Hayley remarqua l'énorme bleu et la coupure à sa lèvre à cause de Tomas. Elle avait de la peine que cette histoire de magazine se soit terminée ainsi, mais elle savait au fond d'elle que son manager s'était énervé pour tout autre chose. Encore un bout de son passé qu'elle ignorait et qu'il cachait comme un ancien détenu.

- Vous vous demandez pourquoi Tomas me déteste autant, pas vrai ?

- Non…

- Bonne chanteuse, mais très, très mauvaise menteuse !

Hayley ricana à sa réflexion. Jun se moquait d'elle, mais il était drôlement amusant, spontané et très franc. Quel drôle de garçon ! Elle n'arrivait toutefois pas confortablement bien à le cerner, pouvait-on avoir confiance en un paparazzi qui n'avait qu'une idée en tête : découvrir le plus ardent de vos secrets pour le vendre aux enchères aux rédactions de magazine et gagner le plus d'argent possible sur le dos de la vie privée des artistes.

- J'ai photographié Tomas en train de tromper sa femme…

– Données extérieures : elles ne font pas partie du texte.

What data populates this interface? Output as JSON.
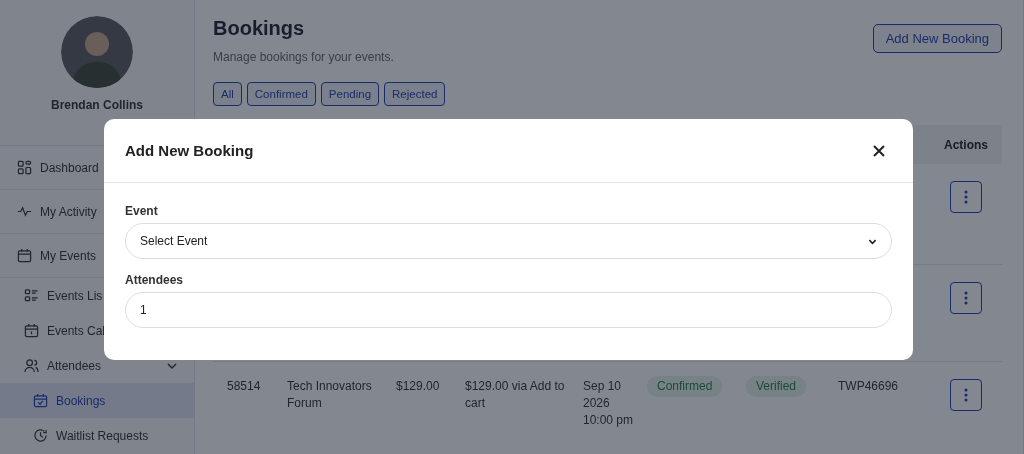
{
  "user": {
    "name": "Brendan Collins"
  },
  "sidebar": {
    "items": [
      {
        "label": "Dashboard",
        "selected": false
      },
      {
        "label": "My Activity",
        "selected": false
      },
      {
        "label": "My Events",
        "selected": false,
        "children": [
          {
            "label": "Events Lis",
            "selected": false
          },
          {
            "label": "Events Cal",
            "selected": false
          },
          {
            "label": "Attendees",
            "selected": false,
            "expanded": true,
            "children": [
              {
                "label": "Bookings",
                "selected": true
              },
              {
                "label": "Waitlist Requests",
                "selected": false
              }
            ]
          }
        ]
      }
    ]
  },
  "page": {
    "title": "Bookings",
    "subtitle": "Manage bookings for your events.",
    "add_button": "Add New Booking",
    "filters": [
      {
        "label": "All"
      },
      {
        "label": "Confirmed"
      },
      {
        "label": "Pending"
      },
      {
        "label": "Rejected"
      }
    ]
  },
  "table": {
    "columns": [
      {
        "label": "Actions"
      }
    ],
    "rows": [
      {
        "kind": "hidden"
      },
      {
        "kind": "hidden"
      },
      {
        "kind": "full",
        "booking_no": "58514",
        "event": "Tech Innovators Forum",
        "price": "$129.00",
        "payment": "$129.00 via Add to cart",
        "date": "Sep 10 2026 10:00 pm",
        "status": "Confirmed",
        "verification": "Verified",
        "ticket": "TWP46696"
      }
    ]
  },
  "modal": {
    "title": "Add New Booking",
    "fields": [
      {
        "kind": "select",
        "label": "Event",
        "value": "Select Event"
      },
      {
        "kind": "input",
        "label": "Attendees",
        "value": "1"
      }
    ]
  }
}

- Vous mentez aussi mal que moi !

- Quoi ? Comment vous savez que je mens ! Ricana-t-il, à son tour

- Tomas n'avait aucun scrupule à tromper Mélanie sous ses yeux… Ce n'est pas une photo compromettante sur son infidélité qui la rendu si soudainement agressif…

Jun – de par son enfance et son passé difficile avait une personnalité plutôt égoïste et pas du tout sentimental – n'avait jamais ressenti ça : de la compassion. Déjà, il avait menti, il aurait pu lui dire la vérité, les vérités mêmes et surtout celle qui avait rendu incontrôlable Tomas. Et maintenant, le regard transparent d'Hayley, triste, perdu dans le vide de ses interrogations le rendait mou, et il aurait presque eu envie de la prendre dans ses bras pour la consoler…

Le taxi s'arrêta à l'adresse indiquée. Hayley paya le chauffeur, lui donna même plus pour conduire Jun où il souhaitait.

- Vous êtes trop bonne avec votre bourreau ! Se moqua Jun

- Vous avez demandé une trêve le premier !

Hayley sourit à Jun et sorti du taxi avant de changer d'avis et de parcourir toute la ville des heures durant en écoutant le passé de Tomas que cet inconnu même connaissait mieux qu'elle.

Hayley monta à l'étage par les escaliers de fer et frappa à la dernière porte tout à gauche.

Hayley tomba sur le regard fatigué et surpris de Karin,

Ce soir, c'était Hayley qui avait besoin de pleurer sur le cœur d'une amie.